An analysis of Horizon 2020 two years on highlights strong competition for EU research funding, with one in nine eligible proposals receiving a grant last year
Chances of winning a grant from the European Commission’s Horizon 2020 research programme have fallen to around one in nine from an average of around one in five under Framework Programme 7 (FP7), according to an analysis published this week.
The analysis shows that many full proposals to the €77 billion programme did not receive funding despite getting top marks from evaluators.
More than 76,400 eligible proposals were submitted for calls in the first two years of Horizon 2020, requesting a total EU financial contribution of €125.4bn. Just 9,200 proposals were retained for funding, with the overall success rate of eligible full proposals at 11.8% over 2014/2015.
Oversubscription a cause for concern
“We are delighted to see how attractive Horizon 2020 is to research and innovation actors across Europe and beyond,” reads the foreword to the report, from Commissioner for Science, Research and Innovation Carlos Moedas and director-general of DG Research Robert-Jan Smits.

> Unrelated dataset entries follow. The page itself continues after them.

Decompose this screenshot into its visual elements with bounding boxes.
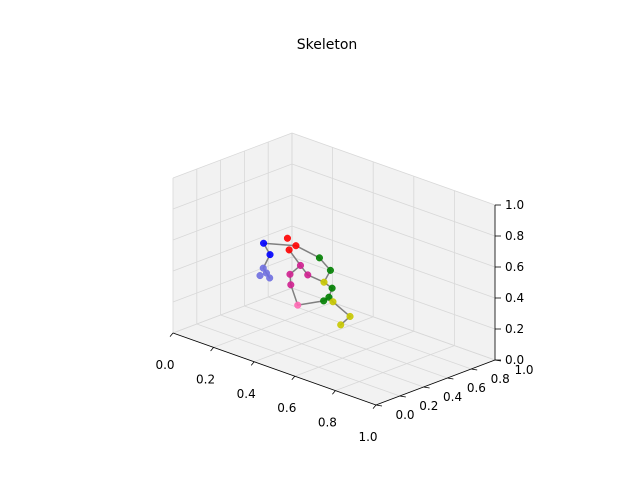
- x-tick-label: 0.8: [318, 416, 337, 430]
- skeleton-bone: [262, 242, 297, 247]
- gridline-z-back: [291, 163, 496, 237]
- x-tick-mark: [210, 347, 214, 352]
- skeleton-bone: [332, 301, 351, 318]
- y-tick-mark: [423, 386, 430, 389]
- skeleton-joint: [266, 251, 274, 259]
- x-tick-mark: [169, 332, 174, 337]
- gridline-z-side: [172, 256, 293, 303]
- gridline-y-floor: [244, 305, 448, 379]
- gridline-x-floor: [213, 302, 333, 348]
- skeleton-joints: [256, 234, 354, 329]
- y-tick-mark: [375, 404, 383, 407]
- skeleton-joint: [285, 246, 293, 254]
- skeleton-joint: [294, 301, 302, 309]
- skeleton-joint: [315, 254, 323, 262]
- y-tick-label: 0.4: [443, 390, 462, 404]
- x-tick-label: 0.0: [155, 358, 174, 372]
- gridline-y-floor: [196, 323, 400, 397]
- gridline-x-floor: [254, 316, 374, 363]
- x-tick-mark: [250, 361, 255, 366]
- skeleton-joint: [259, 264, 267, 272]
- chart-title: Skeleton: [297, 37, 358, 53]
- gridline-z-side: [172, 225, 293, 272]
- gridline-z-side: [172, 194, 293, 241]
- skeleton-bone: [290, 284, 299, 306]
- x-tick-mark: [332, 390, 336, 395]
- gridline-y-floor: [220, 314, 424, 388]
- gridline-z-back: [291, 132, 496, 206]
- skeleton-joint: [260, 239, 268, 247]
- y-tick-mark: [494, 359, 502, 362]
- y-tick-mark: [399, 395, 406, 398]
- gridline-z-side: [172, 163, 293, 210]
- x-tick-label: 0.6: [277, 401, 296, 415]
- skeleton-joint: [337, 321, 345, 329]
- skeleton-joint: [320, 297, 328, 305]
- skeleton-joint: [326, 266, 334, 274]
- x-tick-mark: [291, 375, 296, 381]
- skeleton-joint: [296, 261, 305, 269]
- gridline-z-back: [291, 256, 496, 330]
- skeleton-bone: [296, 300, 325, 306]
- gridline-z-side: [172, 132, 293, 179]
- gridline-z-side: [172, 287, 293, 334]
- y-tick-label: 0.0: [395, 408, 414, 422]
- skeleton-joint: [256, 272, 264, 280]
- skeleton-joint: [287, 281, 295, 289]
- x-tick-label: 1.0: [358, 430, 377, 444]
- skeleton-joint: [320, 278, 328, 286]
- y-tick-label: 0.8: [491, 372, 510, 386]
- skeleton-joint: [266, 274, 274, 282]
- skeleton-joint: [292, 242, 300, 250]
- gridline-y-floor: [268, 296, 472, 370]
- axis-panes: [173, 133, 495, 405]
- gridline-z-back: [291, 225, 496, 299]
- skeleton-joint: [262, 269, 271, 277]
- y-tick-label: 0.6: [467, 381, 486, 395]
- z-tick-label: 1.0: [505, 198, 524, 212]
- skeleton-joint: [325, 293, 333, 301]
- tick-labels: 0.0 0.0 0.0 0.2 0.2 0.2 0.4 0.4 0.4 0.6 0.6 0.6 0.8 0…: [155, 198, 533, 444]
- x-tick-label: 0.2: [196, 372, 215, 386]
- y-tick-label: 1.0: [514, 363, 533, 377]
- skeleton-joint: [283, 234, 292, 242]
- x-tick-mark: [372, 404, 377, 409]
- floor-pane: [173, 288, 495, 405]
- side-pane: [173, 133, 292, 333]
- y-tick-mark: [471, 368, 478, 371]
- gridline-x-floor: [294, 330, 414, 377]
- skeleton-bone: [295, 244, 321, 259]
- axis-lines: [169, 204, 502, 409]
- gridline-x-floor: [335, 345, 455, 391]
- x-tick-label: 0.4: [237, 387, 256, 401]
- skeleton-joint: [329, 298, 337, 306]
- z-tick-label: 0.2: [505, 322, 524, 336]
- grid-lines: [172, 132, 496, 406]
- z-tick-label: 0.6: [505, 260, 524, 274]
- skeleton-joint: [328, 284, 336, 292]
- skeleton-joint: [286, 270, 294, 278]
- y-tick-mark: [447, 377, 454, 380]
- y-tick-label: 0.2: [419, 399, 438, 413]
- back-pane: [292, 133, 495, 360]
- z-tick-label: 0.4: [505, 291, 524, 305]
- y-axis-line: [375, 359, 496, 406]
- x-axis-line: [172, 332, 377, 406]
- z-tick-label: 0.0: [505, 353, 524, 367]
- gridline-z-back: [291, 194, 496, 268]
- skeleton-joint: [346, 312, 354, 320]
- z-tick-label: 0.8: [505, 229, 524, 243]
- skeleton-joint: [304, 271, 312, 279]
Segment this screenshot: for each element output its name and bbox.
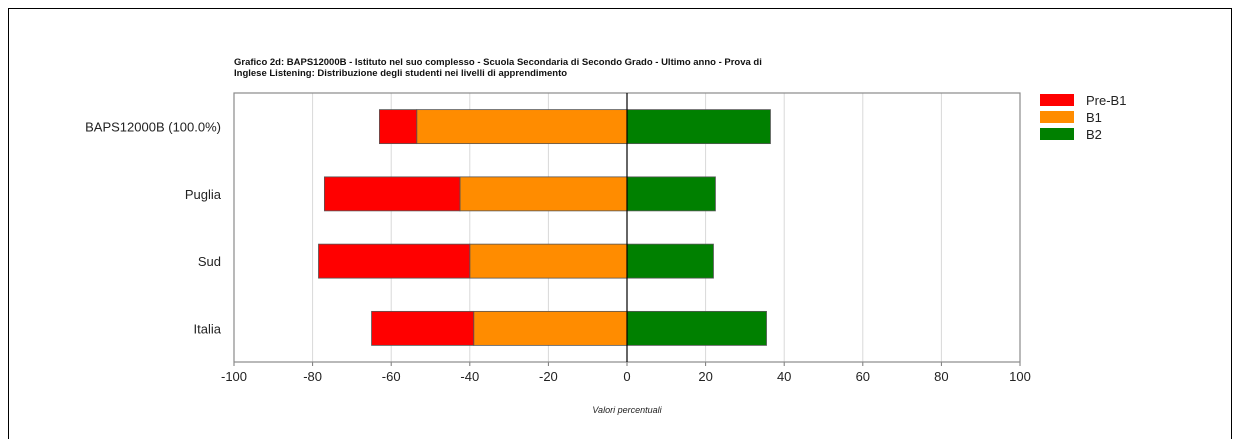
bar-b2 <box>626 176 716 212</box>
axes <box>233 92 1021 366</box>
x-tick-label: -60 <box>382 369 401 384</box>
bar-b1 <box>469 243 628 279</box>
bars <box>318 109 771 346</box>
legend-swatch <box>1040 94 1074 106</box>
legend-label: B1 <box>1086 110 1102 125</box>
category-label: Sud <box>198 254 221 269</box>
x-tick-labels: -100 -80 -60 -40 -20 0 20 40 60 80 100 <box>221 369 1031 384</box>
chart-title-line-1: Grafico 2d: BAPS12000B - Istituto nel su… <box>234 57 762 68</box>
bar-pre-b1 <box>318 243 471 279</box>
bar-b1 <box>473 310 628 346</box>
x-tick-label: -80 <box>303 369 322 384</box>
x-tick-label: 80 <box>934 369 948 384</box>
bar-b1 <box>416 109 628 145</box>
category-label: BAPS12000B (100.0%) <box>85 120 221 135</box>
category-label: Puglia <box>185 187 222 202</box>
bar-pre-b1 <box>323 176 461 212</box>
chart-title: Grafico 2d: BAPS12000B - Istituto nel su… <box>234 57 762 79</box>
x-axis-label: Valori percentuali <box>592 405 662 415</box>
x-tick-label: -40 <box>460 369 479 384</box>
bar-b2 <box>626 109 771 145</box>
chart-title-line-2: Inglese Listening: Distribuzione degli s… <box>234 68 567 79</box>
bar-pre-b1 <box>371 310 475 346</box>
legend-swatch <box>1040 128 1074 140</box>
x-tick-label: -20 <box>539 369 558 384</box>
x-tick-label: 60 <box>856 369 870 384</box>
legend-swatch <box>1040 111 1074 123</box>
x-tick-label: 100 <box>1009 369 1031 384</box>
category-label: Italia <box>194 321 222 336</box>
legend-label: B2 <box>1086 127 1102 142</box>
x-tick-label: 20 <box>698 369 712 384</box>
x-tick-label: 0 <box>623 369 630 384</box>
bar-b1 <box>459 176 628 212</box>
chart-frame <box>8 8 1232 439</box>
x-tick-label: -100 <box>221 369 247 384</box>
legend-label: Pre-B1 <box>1086 93 1126 108</box>
bar-b2 <box>626 243 714 279</box>
legend: Pre-B1 B1 B2 <box>1040 93 1126 142</box>
x-tick-label: 40 <box>777 369 791 384</box>
bar-b2 <box>626 310 767 346</box>
category-labels: BAPS12000B (100.0%) Puglia Sud Italia <box>85 120 222 337</box>
bar-pre-b1 <box>379 109 418 145</box>
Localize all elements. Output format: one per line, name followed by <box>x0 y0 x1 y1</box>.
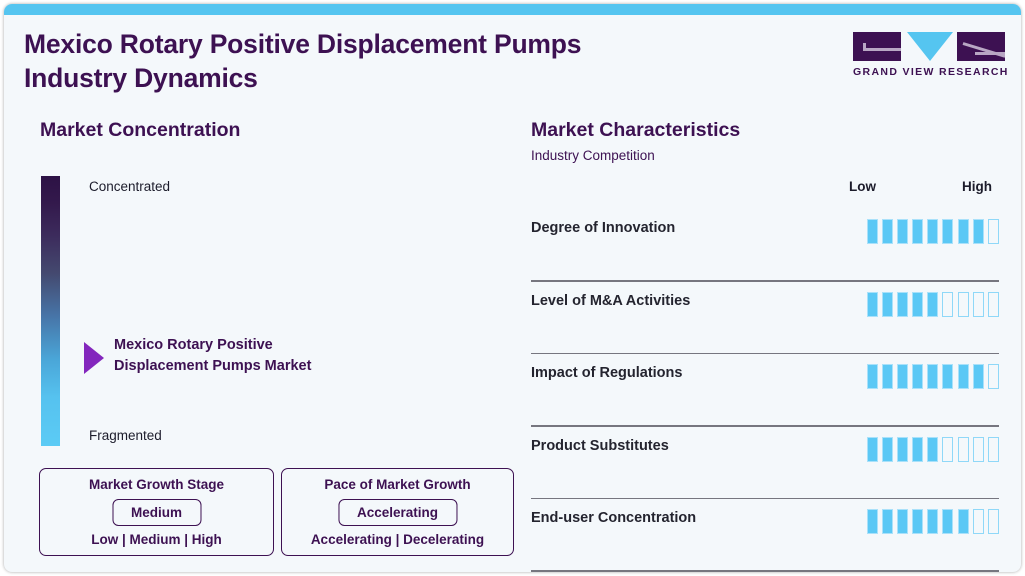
rating-segment-filled <box>957 219 969 244</box>
characteristic-label: Impact of Regulations <box>531 365 683 381</box>
characteristic-label: Product Substitutes <box>531 437 669 454</box>
rating-segment-empty <box>988 436 999 462</box>
rating-segment-filled <box>881 364 893 389</box>
pace-of-market-growth-title: Pace of Market Growth <box>324 477 471 492</box>
rating-segment-filled <box>881 509 893 534</box>
characteristic-rating-bars <box>866 364 999 389</box>
characteristic-row: End-user Concentration <box>531 499 1003 572</box>
characteristic-row: Impact of Regulations <box>531 354 1003 427</box>
row-divider <box>531 280 999 282</box>
rating-segment-filled <box>927 436 939 462</box>
pace-of-market-growth-value: Accelerating <box>337 499 458 526</box>
pace-of-market-growth-options: Accelerating | Decelerating <box>310 532 485 547</box>
rating-segment-filled <box>866 219 878 244</box>
logo-right-block-icon <box>957 32 1005 61</box>
rating-segment-filled <box>912 291 924 317</box>
market-characteristics-heading: Market Characteristics <box>531 119 741 141</box>
page-title-line2: Industry Dynamics <box>24 62 258 93</box>
concentration-top-label: Concentrated <box>89 179 171 194</box>
characteristic-row: Degree of Innovation <box>531 209 1003 282</box>
rating-segment-filled <box>942 219 954 244</box>
rating-segment-empty <box>942 436 954 462</box>
rating-segment-empty <box>957 291 969 317</box>
market-position-arrow-icon <box>84 342 104 374</box>
page-title: Mexico Rotary Positive Displacement Pump… <box>24 28 724 96</box>
rating-segment-filled <box>866 291 878 317</box>
rating-segment-filled <box>972 364 984 389</box>
rating-segment-filled <box>881 291 893 317</box>
rating-segment-filled <box>927 509 939 534</box>
row-divider <box>531 570 999 572</box>
characteristic-label: Level of M&A Activities <box>531 292 691 309</box>
rating-segment-filled <box>866 364 878 389</box>
rating-segment-filled <box>957 364 969 389</box>
market-growth-stage-box: Market Growth Stage Medium Low | Medium … <box>39 468 274 556</box>
characteristic-label: End-user Concentration <box>531 510 697 526</box>
rating-segment-empty <box>957 436 969 462</box>
characteristic-rating-bars <box>866 436 999 462</box>
rating-segment-filled <box>942 364 954 389</box>
scale-low-label: Low <box>849 179 876 194</box>
characteristic-rating-bars <box>866 509 999 534</box>
rating-segment-empty <box>988 291 999 317</box>
rating-segment-filled <box>942 509 954 534</box>
characteristic-row: Product Substitutes <box>531 427 1003 499</box>
scale-high-label: High <box>962 179 992 194</box>
rating-segment-empty <box>988 509 999 534</box>
characteristic-label: Degree of Innovation <box>531 220 676 236</box>
rating-segment-filled <box>927 364 939 389</box>
characteristic-rating-bars <box>866 291 999 317</box>
market-characteristics-rows: Degree of Innovation Level of M&A Activit… <box>531 209 1003 572</box>
market-concentration-heading: Market Concentration <box>40 119 241 141</box>
rating-segment-filled <box>957 509 969 534</box>
infographic-card: Mexico Rotary Positive Displacement Pump… <box>4 4 1021 572</box>
rating-segment-filled <box>912 509 924 534</box>
rating-segment-empty <box>972 436 984 462</box>
market-position-label-line2: Displacement Pumps Market <box>114 358 312 375</box>
rating-segment-empty <box>988 219 999 244</box>
logo-triangle-icon <box>907 32 953 61</box>
rating-segment-filled <box>896 509 908 534</box>
rating-segment-filled <box>866 436 878 462</box>
rating-segment-empty <box>988 364 999 389</box>
rating-segment-filled <box>896 364 908 389</box>
rating-segment-filled <box>927 219 939 244</box>
characteristic-row: Level of M&A Activities <box>531 282 1003 354</box>
rating-segment-filled <box>881 219 893 244</box>
concentration-gradient-bar <box>41 176 60 446</box>
rating-segment-empty <box>972 291 984 317</box>
rating-segment-filled <box>912 219 924 244</box>
grand-view-research-logo: GRAND VIEW RESEARCH <box>853 32 1009 82</box>
market-characteristics-subheading: Industry Competition <box>531 148 655 163</box>
logo-wordmark: GRAND VIEW RESEARCH <box>853 66 1009 78</box>
market-position-label-line1: Mexico Rotary Positive <box>114 337 273 353</box>
market-growth-stage-value: Medium <box>111 499 202 526</box>
row-divider <box>531 352 999 354</box>
pace-of-market-growth-box: Pace of Market Growth Accelerating Accel… <box>281 468 514 556</box>
card-top-accent-bar <box>4 4 1021 15</box>
rating-segment-empty <box>972 509 984 534</box>
logo-marks <box>853 32 1005 62</box>
logo-left-block-icon <box>853 32 901 61</box>
market-growth-stage-title: Market Growth Stage <box>88 477 225 492</box>
rating-segment-filled <box>881 436 893 462</box>
rating-segment-filled <box>896 219 908 244</box>
page-title-line1: Mexico Rotary Positive Displacement Pump… <box>24 29 582 59</box>
market-position-label: Mexico Rotary Positive Displacement Pump… <box>114 335 374 377</box>
rating-segment-filled <box>866 509 878 534</box>
row-divider <box>531 425 999 427</box>
rating-segment-filled <box>896 291 908 317</box>
rating-segment-empty <box>942 291 954 317</box>
rating-segment-filled <box>927 291 939 317</box>
characteristic-rating-bars <box>866 219 999 244</box>
market-growth-stage-options: Low | Medium | High <box>91 532 222 547</box>
rating-segment-filled <box>912 436 924 462</box>
rating-segment-filled <box>972 219 984 244</box>
rating-segment-filled <box>896 436 908 462</box>
row-divider <box>531 497 999 499</box>
rating-segment-filled <box>912 364 924 389</box>
concentration-bottom-label: Fragmented <box>89 428 162 443</box>
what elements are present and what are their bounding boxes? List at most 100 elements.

“Horizon 2020 would have needed €41.6 billion more in the first two years to fund all proposals deemed excellent by independent evaluators,” they state.
The Commission attributes the fact that all EU member states submitted more applications in 2015 than 2014 to effective marketing and ease of applying. But oversubscription is now the main concern. This could cause problems in the long term; a League of European Research Universities report in October found that the low Horizon 2020 application success rate was putting some researchers off applying at all.
The UK has so far been Horizon 2020’s most enthusiastic participant, submitting 18,566 proposals and receiving the biggest proportion of the money. It received 15% of the total allocated to member states in 2014, rising to 15.9% in 2015, with Germany, Italy and Spain not far behind.
Almost 40% of applications were from university researchers, over 35% from the private sector and 18.4% from research organisations over both years. Although public bodies had the lowest application rate at 3.5%, they experienced the highest success rate.
Application processing has sped up
More researchers from outside the bloc applied for grants in 2015 than in 2014, but interest from remains low. Submissions from the US, China, Canada and Australia make up almost half of all successful applications from outside Europe.
The figures will come as a blow to the Commission’s efforts to boost participation in Horizon 2020 by non-EU countries, who also bring their own funding to the table.
The report also highlights difficulties with hiring evaluators from an industry background; 60% of evaluators currently come from a university or research organisation, while only 18% represent the private sector.
On a more positive note, grant processing has sped up considerably. More than 90% of all grant agreements were signed by the Commission within the eight month target, despite the flood of applications, shaving a month off the FP7 average turnaround time between 2007 and 2013.